There were residents in the growing San Francisco who attempted to impose some law and moral order on the town. But even in the waning days of the 19th century, they weren’t having much luck.
A newspaper report in May 1899 describes the result of a recent raid on crime in the Barbary Coast: “The man who was tried for running a percentage game in the Cafe Royal, has been acquitted by a jury; Little Egypt, the woman who gave lewd dancing exhibitions, acquitted by a jury; the Ingleside turf jobbers, who pick the pocket of the public under the cover of racing, acquitted by a jury; a man who made a barrel of money forging school warrants, acquitted by a jury.”
But as San Francisco became ever wealthier and more gentrified, and as the country began to take sober steps towards Prohibition, things slowly began to change. In 1911, medical standards were adopted requiring regular check-ups and doctor’s certificates before prostitutes could work.

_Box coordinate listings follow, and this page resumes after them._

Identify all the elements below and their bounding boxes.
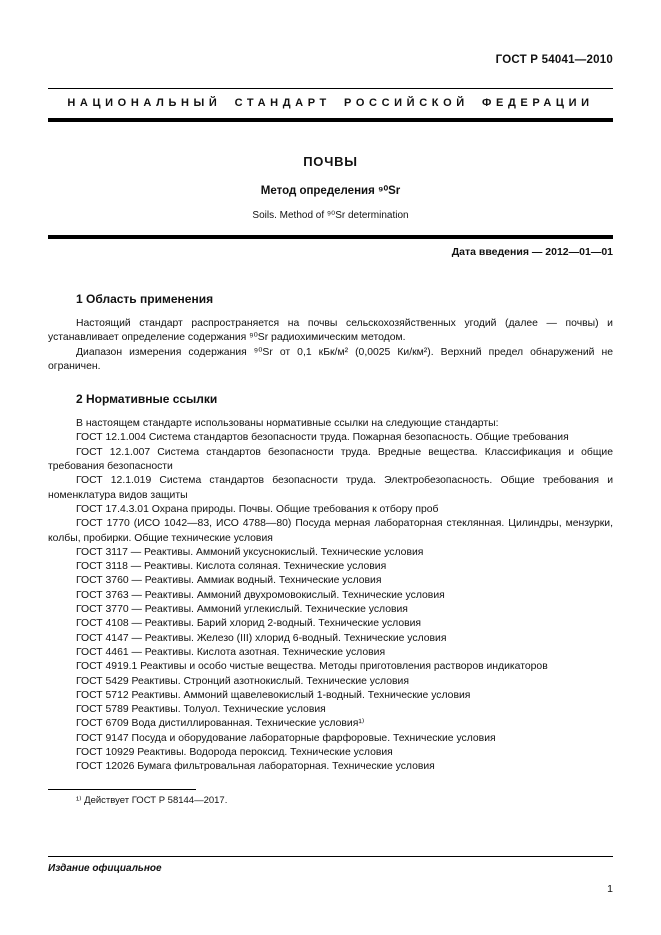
reference-item: ГОСТ 3763 — Реактивы. Аммоний двухромовокислый. Технические условия [76,589,445,601]
reference-item: ГОСТ 10929 Реактивы. Водорода пероксид. Технические условия [76,747,393,759]
reference-item: ГОСТ 9147 Посуда и оборудование лабораторные фарфоровые. Технические условия [76,732,496,744]
footer-rule [48,856,613,857]
title-block [48,154,613,221]
section-2-heading: 2 Нормативные ссылки [76,392,218,407]
reference-item: ГОСТ 6709 Вода дистиллированная. Технические условия¹⁾ [76,718,365,730]
reference-item: ГОСТ 5429 Реактивы. Стронций азотнокислый. Технические условия [76,675,409,687]
reference-item: ГОСТ 3118 — Реактивы. Кислота соляная. Технические условия [76,561,387,573]
section-1-paragraph: Настоящий стандарт распространяется на почвы сельскохозяйственных угодий (далее — почвы) и устанавливает определение содержания ⁹⁰Sr радиохимическим методом. [48,318,613,344]
reference-item: ГОСТ 3760 — Реактивы. Аммиак водный. Технические условия [76,575,382,587]
section-1-heading: 1 Область применения [76,292,214,306]
separator-thick-rule [48,235,613,239]
doc-title-ru: ПОЧВЫ [303,154,358,169]
edition-note: Издание официальное [48,863,162,874]
reference-item: ГОСТ 4919.1 Реактивы и особо чистые вещества. Методы приготовления растворов индикаторов [76,661,548,673]
reference-item: ГОСТ 4461 — Реактивы. Кислота азотная. Технические условия [76,646,386,658]
reference-item: ГОСТ 12026 Бумага фильтровальная лабораторная. Технические условия [76,761,435,773]
effective-date: Дата введения — 2012—01—01 [451,246,613,258]
page-number: 1 [607,883,613,895]
section-1-paragraph: Диапазон измерения содержания ⁹⁰Sr от 0,1 кБк/м² (0,0025 Ки/км²). Верхний предел обнаружений не ограничен. [48,346,613,372]
reference-item: ГОСТ 17.4.3.01 Охрана природы. Почвы. Общие требования к отбору проб [76,503,439,515]
reference-item: ГОСТ 4147 — Реактивы. Железо (III) хлорид 6-водный. Технические условия [76,632,447,644]
reference-item: ГОСТ 5712 Реактивы. Аммоний щавелевокислый 1-водный. Технические условия [76,689,471,701]
page-footer [48,856,613,895]
doc-code: ГОСТ Р 54041—2010 [495,54,613,66]
reference-item: ГОСТ 5789 Реактивы. Толуол. Технические условия [76,704,326,716]
national-standard-band: НАЦИОНАЛЬНЫЙ СТАНДАРТ РОССИЙСКОЙ ФЕДЕРАЦИИ [48,88,613,122]
doc-subtitle-en: Soils. Method of ⁹⁰Sr determination [252,210,409,221]
reference-item: ГОСТ 1770 (ИСО 1042—83, ИСО 4788—80) Посуда мерная лабораторная стеклянная. Цилиндры, мензурки, колбы, пробирки. Общие технические условия [48,518,613,544]
reference-item: ГОСТ 3770 — Реактивы. Аммоний углекислый. Технические условия [76,604,408,616]
doc-subtitle-ru: Метод определения ⁹⁰Sr [260,185,401,197]
reference-item: ГОСТ 12.1.004 Система стандартов безопасности труда. Пожарная безопасность. Общие требования [76,432,569,444]
footnote-text: ¹⁾ Действует ГОСТ Р 58144—2017. [76,794,228,806]
reference-item: ГОСТ 12.1.007 Система стандартов безопасности труда. Вредные вещества. Классификация и общие требования безопасности [48,446,613,473]
reference-item: ГОСТ 4108 — Реактивы. Барий хлорид 2-водный. Технические условия [76,618,422,630]
references-intro: В настоящем стандарте использованы нормативные ссылки на следующие стандарты: [76,418,499,430]
footnote-separator-rule [48,789,196,790]
reference-item: ГОСТ 12.1.019 Система стандартов безопасности труда. Электробезопасность. Общие требования и номенклатура видов защиты [48,475,613,501]
reference-item: ГОСТ 3117 — Реактивы. Аммоний уксуснокислый. Технические условия [76,546,424,558]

The next year, the new police commissioner set about shutting down many of the Barbary Coast dance halls and limiting the number of new bar licenses issued. Increasing restrictions were passed until 1914, when prostitution was officially outlawed in the Red-Light Abatement Act.
But the city kept its edge: The Beat generation, the hippies of the ’60s, and the LGBTQ community all found a home in San Francisco. Even in a city now awash with tech money, the ghost of hedonistic times past remains.